Data Assimilation and Hydrological Distributed Flash Flood Modelling
Bessiere, HB^{1}; Roux, H.^{2}; Dartus, D.^{2}
^{1}IMFT (Institute of Fluid Mecanics); ^{2}IMFT
The MARINE model (Model of Anticipation of Runoff and Inundations for Extreme events) is a flash flood forecast model developed for real time exploitation of small watersheds. Inside this physically based model, the infiltration capacity is evaluated by the Green and Ampt equation and the surface runoff calculation is divided in two parts: the land surface flow and the flow in the drainage network both based on the hypothesis of the kinematic wave. In order to better represent the heterogeneities of the rainfall as well as the various behaviours of the land surface, the model is spatially distributed, which also helps to understand the surface processes. MARINE can integrate remote sensing data with spatial resolution adapted to hydrological scales. The model requires a minimum numbers of data to be run: the Digital Elevation Model for the topography of the catchment and its location; the rainfall data which come from meteorological radar; the land cover map and the location and description of the rivers. However some parameters are not directly measurable and others need to be calibrated. Consequently, they contain various uncertainties and errors.
In order to improve their identification as well as the outlet flow, data assimilation techniques were integrated to hydrological models. In hydrology, difficulties result from the nonlinearities which make the model very dependant on initial conditions. Assimilation of observations in hydrology is the process by which observations are combined together with numerical models to produce a description of the state of the catchment and a prediction of the outlet flow as accurate as possible. A variational data assimilation technique called the adjoint state method was used in the MARINE model.
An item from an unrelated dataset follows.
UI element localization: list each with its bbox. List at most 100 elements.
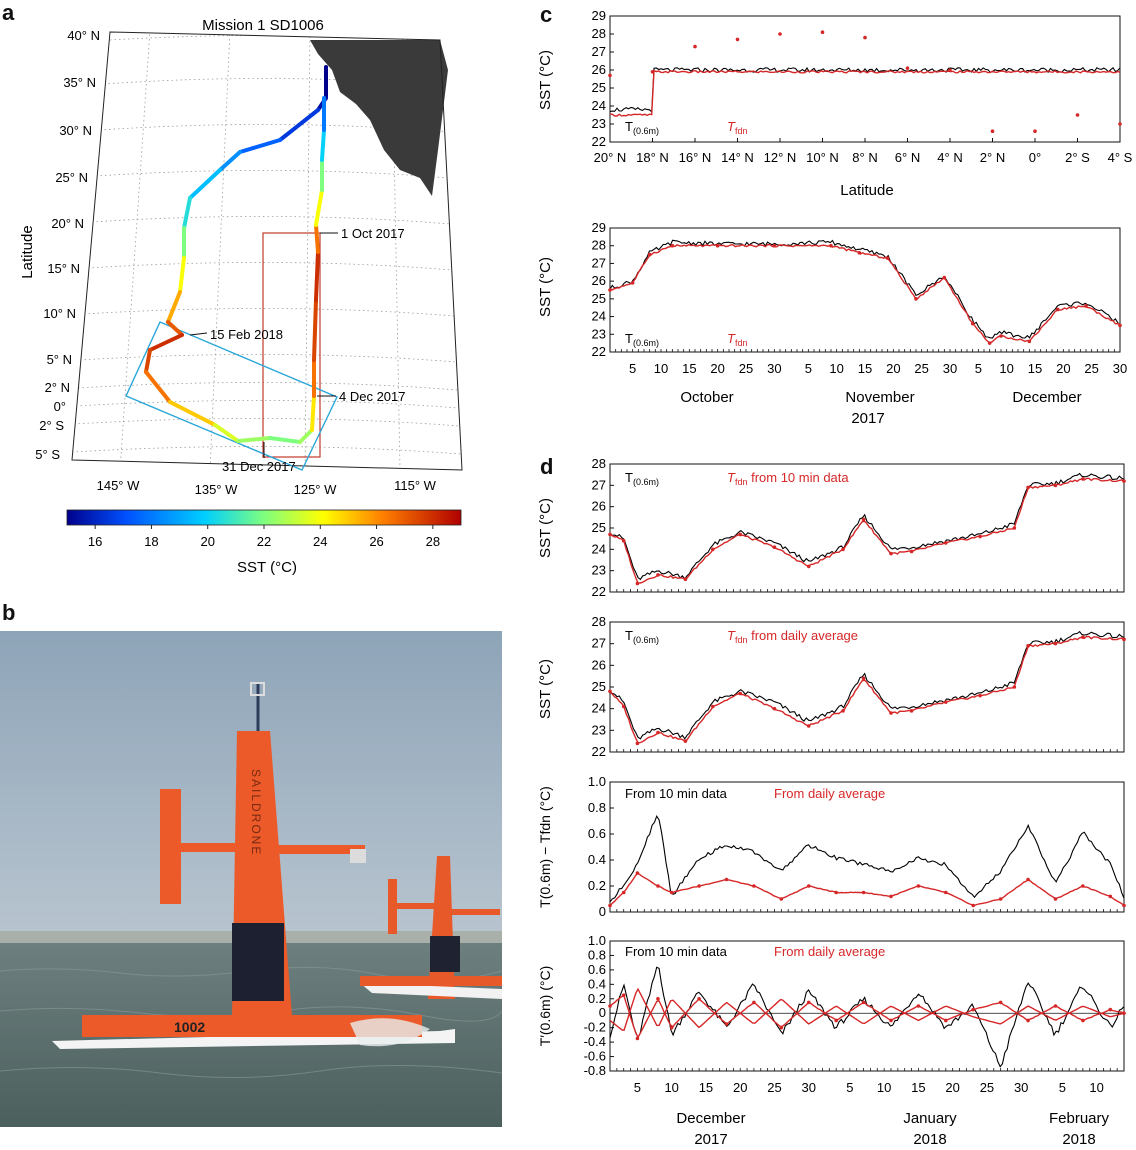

The study is applied to the Gardon d’Anduze catchment located in southern France. A weighted meansquared error similar to the Nash criterion is the cost function to be minimized. The objectives are first to improve the understanding of land surface hydrology and mechanisms of modelling process and secondly to reduce uncertainties linked to hydrological system characterisation during flash flood generation. To achieve these objectives, an estimation process of some relevant parameters is implemented. The study shows that data assimilation techniques provide interesting contributions to data fitting in hydrological models. The estimated set of parameters allows simulating a hydrograph very similar to the observations. Moreover, the evolution of the parameters during the cost function convergence reveals the importance of each parameter with respect to the modelling process and correlations between them.
Finally, the study brings interesting conclusions about the validation of the physical hypothesis on which the model is based. From an operational point of view, data assimilation should contribute to the construction of a hydrometeorological prediction chain for the identification of an imminent flood.